UC Irvine neurobiologist Hans Keirstead and his research team launched a project to develop stem cell lines that genetically match human patients. These lines would allow scientists to better study conditions ranging from diabetes to Parkinson’s disease, and they would provide the basis for potential patient-specific stem cell treatments.

Keirstead will use a technique called somatic cell nuclear transfer (SCNT) in which a patient’s DNA is transplanted into a donated unfertilized egg cell in order to generate stem cell lines with the same genetic makeup of the patient. These lines have tremendous therapy potential because the human immune system is less likely to attack genetically identical cells. Only a few laboratories in the world are attempting this technique in human stem cell research and, thus far, no human stem cell lines have been derived using this method.

“This technique holds tremendous promise to advance our knowledge of stem cells and their potential to cure disease,” said Keirstead, associate professor of anatomy and neurobiology and co-director of UCI’s Sue and Bill Gross Stem Cell Research Center.

“I am excited to embark on this line of research and look forward to the day when patient-specific stem cells are utilized to treat people suffering from debilitating injuries and health conditions,” he said.

This project received approval May 11 from UCI’s Institutional Review Board, which under federal regulation reviews all proposed studies involving human tissue. The Embryonic Stem Cell Research Oversight Committee at UCI also has reviewed the project and will ensure that experiments involving embryonic stem cells serve important research goals and are conducted according to the highest ethical standards.

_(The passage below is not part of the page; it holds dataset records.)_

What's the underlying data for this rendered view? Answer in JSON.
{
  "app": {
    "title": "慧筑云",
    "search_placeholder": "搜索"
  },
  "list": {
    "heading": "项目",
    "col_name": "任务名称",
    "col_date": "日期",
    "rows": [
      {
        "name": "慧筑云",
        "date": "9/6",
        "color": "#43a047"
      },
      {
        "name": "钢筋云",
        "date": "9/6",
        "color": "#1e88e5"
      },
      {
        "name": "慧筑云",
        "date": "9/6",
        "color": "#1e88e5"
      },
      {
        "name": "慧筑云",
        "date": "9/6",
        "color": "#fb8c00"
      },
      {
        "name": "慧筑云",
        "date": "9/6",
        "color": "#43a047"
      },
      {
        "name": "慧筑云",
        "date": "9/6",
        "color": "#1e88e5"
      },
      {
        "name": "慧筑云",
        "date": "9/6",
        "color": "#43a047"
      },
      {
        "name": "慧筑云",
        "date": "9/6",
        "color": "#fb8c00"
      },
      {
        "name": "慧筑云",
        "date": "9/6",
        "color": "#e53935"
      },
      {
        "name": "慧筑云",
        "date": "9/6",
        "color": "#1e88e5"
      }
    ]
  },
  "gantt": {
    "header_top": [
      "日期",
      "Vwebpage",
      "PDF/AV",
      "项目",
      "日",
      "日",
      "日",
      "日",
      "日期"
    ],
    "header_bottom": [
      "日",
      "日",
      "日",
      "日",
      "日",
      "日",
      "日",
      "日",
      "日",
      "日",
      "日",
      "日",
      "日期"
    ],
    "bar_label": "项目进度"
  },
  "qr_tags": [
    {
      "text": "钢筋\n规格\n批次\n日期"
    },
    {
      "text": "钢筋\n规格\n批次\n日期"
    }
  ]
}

UCI has built a workstation that is custom-designed for SCNT experiments. Designed by Gabriel Nistor, a scientist in Keirstead’s laboratory, the quarter-million dollar system housed at the Sue and Bill Gross Stem Cell Research Center will allow scientists to dissect single cells using lasers, manipulate cells using robotic instruments, and control the climate in the work area.

Nistor collaborated with scientists at West Coast Fertility Centers' Embryology Laboratory to design the system. From this Orange County medical practice, Keirstead plans to obtain donated egg cells for his SCNT research.